That will be a short article, mainly because of two things. First, some methods are beyond my knowledge, involving electronics or hardware manipulation. Second, such methods are not efficient compare to higher level ones, and so rarely used.
The mere concept of a physical attack implies that you have a direct physical access to your target, giving you the ability to modify it as you wish.
This is an ideal situation for an attacker, not quite common. And in that case, there is nothing much to be done on the defensive side.
It is one of the reason why, as a computer security enginneer, a lot of attention must be always payed on the physical security : access to the machine in a locked room, identification of the persons entering with an electronic card, etc.
Without it, the best security software setting is useless.
There can be many way to implement a physical layer attack : modifying the firmware of a router at the maker itself, plug an electronic sniffer on a network segment, inserting a hub, etc.
Attacks on wireless networks are the most popular and easy to do, because of the nature itself of wifi.
Check at the man of aircrack-ng or one of the numerous wifi craking tutorial on the Net if by any chance you were not aware of it.
Another kind of attacks, that can be done without interfering directly with the hardware, concern the MAC address manipulation.
The MAC address is the “physical” way to identify a machine on the network. This address, supposedly unique world-wide, is set by the network card maker.
It is coded with 48 bits, generally on a read-only chip (ROM) to ensure that it can’t be modified. In reality, all operating systems allow to override this value at a logical level (as seen by the network stack of the system).
On Windows XP, changing the MAC address of a network card is as easy as going in the advanced properties of the network card driver, changing the value and deactivating / reactivating the network card.
In case it does not work (it depends on the driver), there is a free specific tool : Macshift.
On GNU/Linux, it is even easier.

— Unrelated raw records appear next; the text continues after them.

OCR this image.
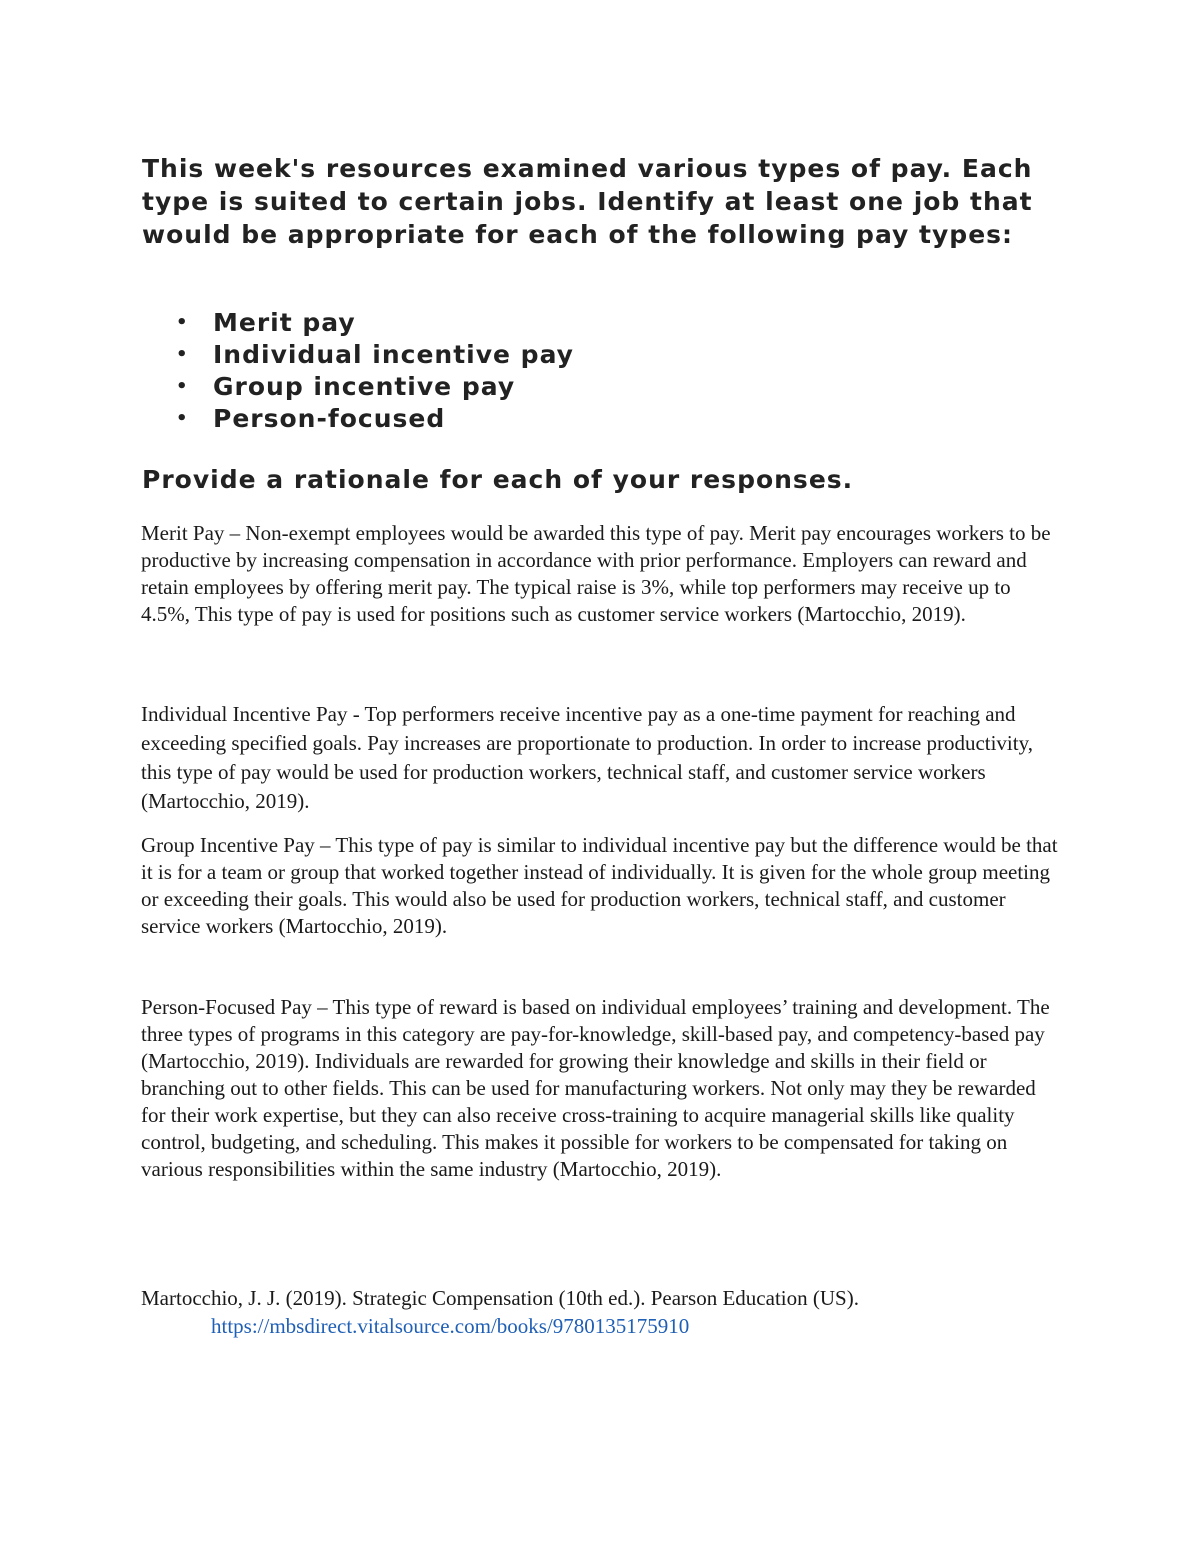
This week's resources examined various types of pay. Each type is suited to certain jobs. Identify at least one job that would be appropriate for each of the following pay types:

• Merit pay
• Individual incentive pay
• Group incentive pay
• Person-focused

Provide a rationale for each of your responses.

Merit Pay – Non-exempt employees would be awarded this type of pay. Merit pay encourages workers to be productive by increasing compensation in accordance with prior performance. Employers can reward and retain employees by offering merit pay. The typical raise is 3%, while top performers may receive up to 4.5%, This type of pay is used for positions such as customer service workers (Martocchio, 2019).

Individual Incentive Pay - Top performers receive incentive pay as a one-time payment for reaching and exceeding specified goals. Pay increases are proportionate to production. In order to increase productivity, this type of pay would be used for production workers, technical staff, and customer service workers (Martocchio, 2019).

Group Incentive Pay – This type of pay is similar to individual incentive pay but the difference would be that it is for a team or group that worked together instead of individually. It is given for the whole group meeting or exceeding their goals. This would also be used for production workers, technical staff, and customer service workers (Martocchio, 2019).

Person-Focused Pay – This type of reward is based on individual employees’ training and development. The three types of programs in this category are pay-for-knowledge, skill-based pay, and competency-based pay (Martocchio, 2019). Individuals are rewarded for growing their knowledge and skills in their field or branching out to other fields. This can be used for manufacturing workers. Not only may they be rewarded for their work expertise, but they can also receive cross-training to acquire managerial skills like quality control, budgeting, and scheduling. This makes it possible for workers to be compensated for taking on various responsibilities within the same industry (Martocchio, 2019).

Martocchio, J. J. (2019). Strategic Compensation (10th ed.). Pearson Education (US).
https://mbsdirect.vitalsource.com/books/9780135175910
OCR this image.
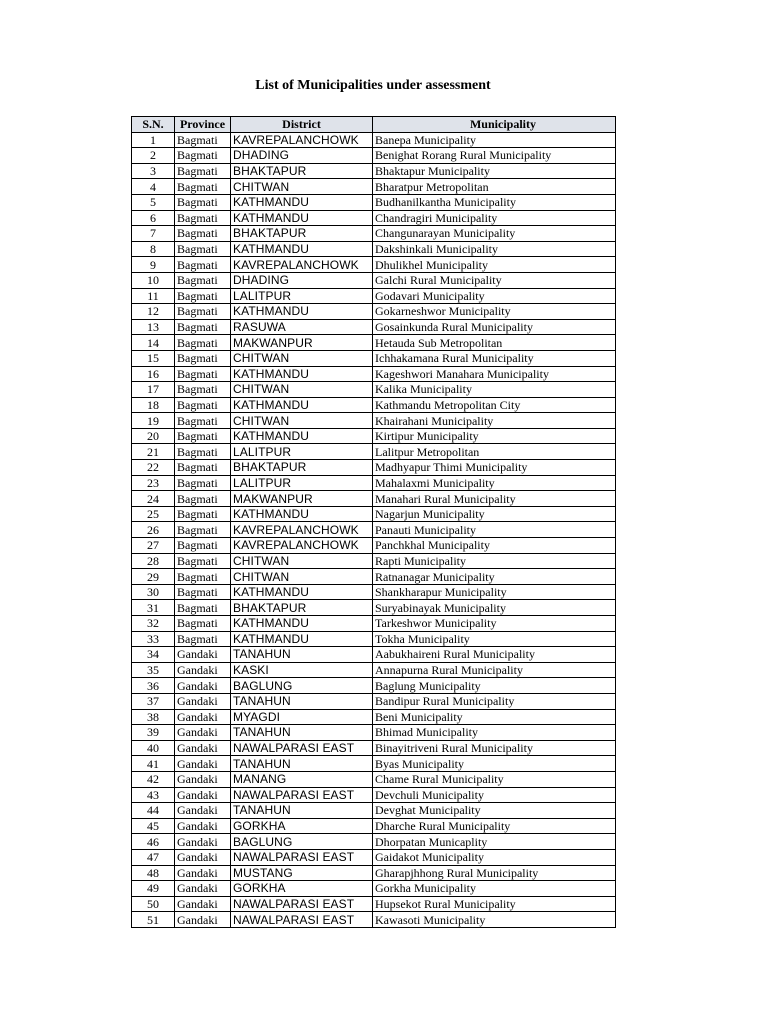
List of Municipalities under assessment
S.N.	Province	District	Municipality
1	Bagmati	KAVREPALANCHOWK	Banepa Municipality
2	Bagmati	DHADING	Benighat Rorang Rural Municipality
3	Bagmati	BHAKTAPUR	Bhaktapur Municipality
4	Bagmati	CHITWAN	Bharatpur Metropolitan
5	Bagmati	KATHMANDU	Budhanilkantha Municipality
6	Bagmati	KATHMANDU	Chandragiri Municipality
7	Bagmati	BHAKTAPUR	Changunarayan Municipality
8	Bagmati	KATHMANDU	Dakshinkali Municipality
9	Bagmati	KAVREPALANCHOWK	Dhulikhel Municipality
10	Bagmati	DHADING	Galchi Rural Municipality
11	Bagmati	LALITPUR	Godavari Municipality
12	Bagmati	KATHMANDU	Gokarneshwor Municipality
13	Bagmati	RASUWA	Gosainkunda Rural Municipality
14	Bagmati	MAKWANPUR	Hetauda Sub Metropolitan
15	Bagmati	CHITWAN	Ichhakamana Rural Municipality
16	Bagmati	KATHMANDU	Kageshwori Manahara Municipality
17	Bagmati	CHITWAN	Kalika Municipality
18	Bagmati	KATHMANDU	Kathmandu Metropolitan City
19	Bagmati	CHITWAN	Khairahani Municipality
20	Bagmati	KATHMANDU	Kirtipur Municipality
21	Bagmati	LALITPUR	Lalitpur Metropolitan
22	Bagmati	BHAKTAPUR	Madhyapur Thimi Municipality
23	Bagmati	LALITPUR	Mahalaxmi Municipality
24	Bagmati	MAKWANPUR	Manahari Rural Municipality
25	Bagmati	KATHMANDU	Nagarjun Municipality
26	Bagmati	KAVREPALANCHOWK	Panauti Municipality
27	Bagmati	KAVREPALANCHOWK	Panchkhal Municipality
28	Bagmati	CHITWAN	Rapti Municipality
29	Bagmati	CHITWAN	Ratnanagar Municipality
30	Bagmati	KATHMANDU	Shankharapur Municipality
31	Bagmati	BHAKTAPUR	Suryabinayak Municipality
32	Bagmati	KATHMANDU	Tarkeshwor Municipality
33	Bagmati	KATHMANDU	Tokha Municipality
34	Gandaki	TANAHUN	Aabukhaireni Rural Municipality
35	Gandaki	KASKI	Annapurna Rural Municipality
36	Gandaki	BAGLUNG	Baglung Municipality
37	Gandaki	TANAHUN	Bandipur Rural Municipality
38	Gandaki	MYAGDI	Beni Municipality
39	Gandaki	TANAHUN	Bhimad Municipality
40	Gandaki	NAWALPARASI EAST	Binayitriveni Rural Municipality
41	Gandaki	TANAHUN	Byas Municipality
42	Gandaki	MANANG	Chame Rural Municipality
43	Gandaki	NAWALPARASI EAST	Devchuli Municipality
44	Gandaki	TANAHUN	Devghat Municipality
45	Gandaki	GORKHA	Dharche Rural Municipality
46	Gandaki	BAGLUNG	Dhorpatan Municaplity
47	Gandaki	NAWALPARASI EAST	Gaidakot Municipality
48	Gandaki	MUSTANG	Gharapjhhong Rural Municipality
49	Gandaki	GORKHA	Gorkha Municipality
50	Gandaki	NAWALPARASI EAST	Hupsekot Rural Municipality
51	Gandaki	NAWALPARASI EAST	Kawasoti Municipality
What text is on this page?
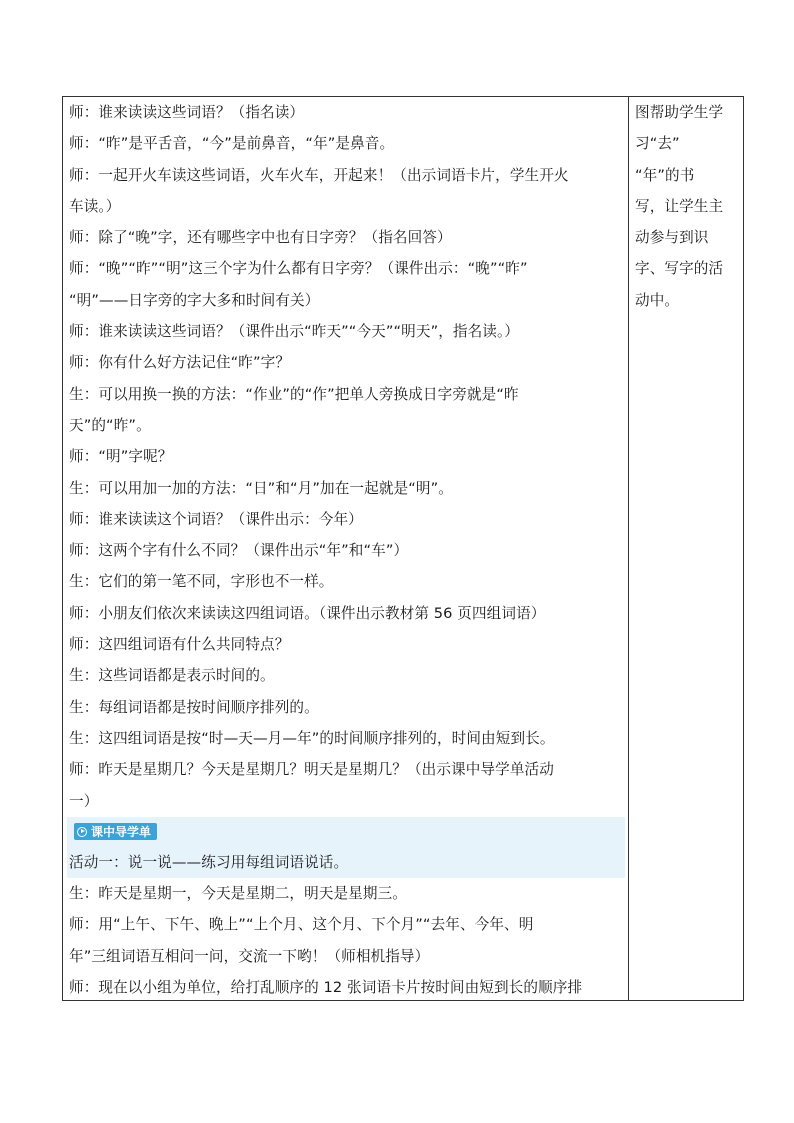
师：谁来读读这些词语？（指名读）
师：“昨”是平舌音，“今”是前鼻音，“年”是鼻音。
师：一起开火车读这些词语，火车火车，开起来！（出示词语卡片，学生开火
车读。）
师：除了“晚”字，还有哪些字中也有日字旁？（指名回答）
师：“晚”“昨”“明”这三个字为什么都有日字旁？（课件出示：“晚”“昨”
“明”——日字旁的字大多和时间有关）
师：谁来读读这些词语？（课件出示“昨天”“今天”“明天”，指名读。）
师：你有什么好方法记住“昨”字？
生：可以用换一换的方法：“作业”的“作”把单人旁换成日字旁就是“昨
天”的“昨”。
师：“明”字呢？
生：可以用加一加的方法：“日”和“月”加在一起就是“明”。
师：谁来读读这个词语？（课件出示：今年）
师：这两个字有什么不同？（课件出示“年”和“车”）
生：它们的第一笔不同，字形也不一样。
师：小朋友们依次来读读这四组词语。（课件出示教材第 56 页四组词语）
师：这四组词语有什么共同特点？
生：这些词语都是表示时间的。
生：每组词语都是按时间顺序排列的。
生：这四组词语是按“时—天—月—年”的时间顺序排列的，时间由短到长。
师：昨天是星期几？今天是星期几？明天是星期几？（出示课中导学单活动
一）
课中导学单
活动一：说一说——练习用每组词语说话。
生：昨天是星期一，今天是星期二，明天是星期三。
师：用“上午、下午、晚上”“上个月、这个月、下个月”“去年、今年、明
年”三组词语互相问一问，交流一下哟！（师相机指导）
师：现在以小组为单位，给打乱顺序的 12 张词语卡片按时间由短到长的顺序排
图帮助学生学
习“去”
“年”的书
写，让学生主
动参与到识
字、写字的活
动中。
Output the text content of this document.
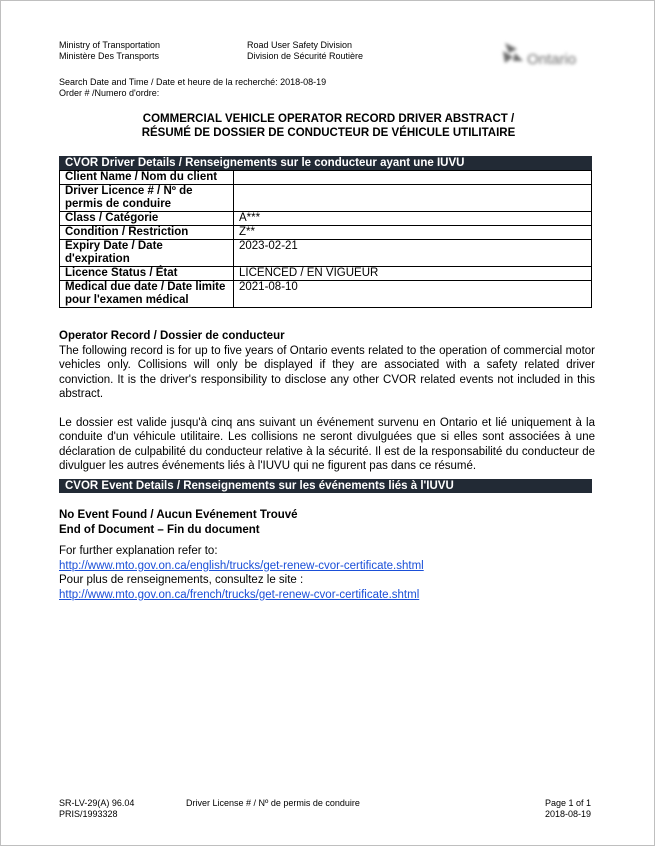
Ministry of Transportation
Ministère Des Transports
Road User Safety Division
Division de Sécurité Routière	Ontario
Search Date and Time / Date et heure de la recherché: 2018-08-19
Order # /Numero d'ordre:
COMMERCIAL VEHICLE OPERATOR RECORD DRIVER ABSTRACT /
RÉSUMÉ DE DOSSIER DE CONDUCTEUR DE VÉHICULE UTILITAIRE
CVOR Driver Details / Renseignements sur le conducteur ayant une IUVU
Client Name / Nom du client	
Driver Licence # / Nº de permis de conduire	
Class / Catégorie	A***
Condition / Restriction	Z**
Expiry Date / Date d'expiration	2023-02-21
Licence Status / État	LICENCED / EN VIGUEUR
Medical due date / Date limite pour l'examen médical	2021-08-10
Operator Record / Dossier de conducteur
The following record is for up to five years of Ontario events related to the operation of commercial motor vehicles only. Collisions will only be displayed if they are associated with a safety related driver conviction. It is the driver's responsibility to disclose any other CVOR related events not included in this abstract.
Le dossier est valide jusqu'à cinq ans suivant un événement survenu en Ontario et lié uniquement à la conduite d'un véhicule utilitaire. Les collisions ne seront divulguées que si elles sont associées à une déclaration de culpabilité du conducteur relative à la sécurité. Il est de la responsabilité du conducteur de divulguer les autres événements liés à l'IUVU qui ne figurent pas dans ce résumé.
CVOR Event Details / Renseignements sur les événements liés à l'IUVU
No Event Found / Aucun Evénement Trouvé
End of Document – Fin du document
For further explanation refer to:
http://www.mto.gov.on.ca/english/trucks/get-renew-cvor-certificate.shtml
Pour plus de renseignements, consultez le site :
http://www.mto.gov.on.ca/french/trucks/get-renew-cvor-certificate.shtml
SR-LV-29(A) 96.04
PRIS/1993328
Driver License # / Nº de permis de conduire	Page 1 of 1
2018-08-19
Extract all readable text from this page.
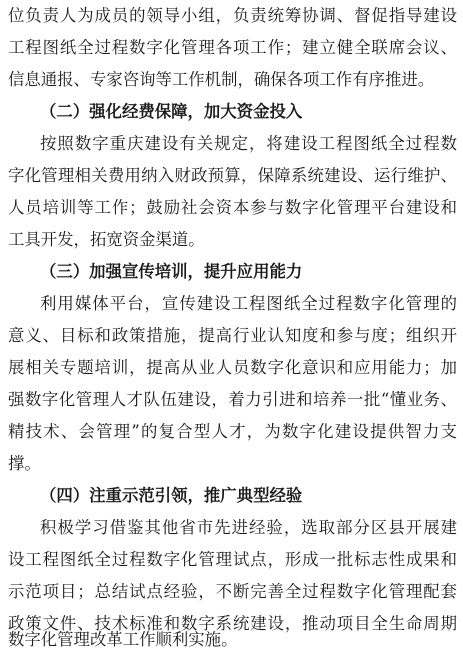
位负责人为成员的领导小组，负责统筹协调、督促指导建设
工程图纸全过程数字化管理各项工作；建立健全联席会议、
信息通报、专家咨询等工作机制，确保各项工作有序推进。
（二）强化经费保障，加大资金投入
按照数字重庆建设有关规定，将建设工程图纸全过程数
字化管理相关费用纳入财政预算，保障系统建设、运行维护、
人员培训等工作；鼓励社会资本参与数字化管理平台建设和
工具开发，拓宽资金渠道。
（三）加强宣传培训，提升应用能力
利用媒体平台，宣传建设工程图纸全过程数字化管理的
意义、目标和政策措施，提高行业认知度和参与度；组织开
展相关专题培训，提高从业人员数字化意识和应用能力；加
强数字化管理人才队伍建设，着力引进和培养一批“懂业务、
精技术、会管理”的复合型人才，为数字化建设提供智力支
撑。
（四）注重示范引领，推广典型经验
积极学习借鉴其他省市先进经验，选取部分区县开展建
设工程图纸全过程数字化管理试点，形成一批标志性成果和
示范项目；总结试点经验，不断完善全过程数字化管理配套
政策文件、技术标准和数字系统建设，推动项目全生命周期
数字化管理改革工作顺利实施。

Just fire up these two commands :
$ ifconfig eth1 down hw ether 00:00:00:00:00:01
$ ifconfig eth1 up
As you can see, the MAC address really cannot be considered as reliable way of identification.
At last, the MAC duplicating attack consists in using on the hostile node the same MAC address as an active machine of the same network.
A basic or unprotected switch will see the same MAC address coming from two different ports and transfer the packets to both.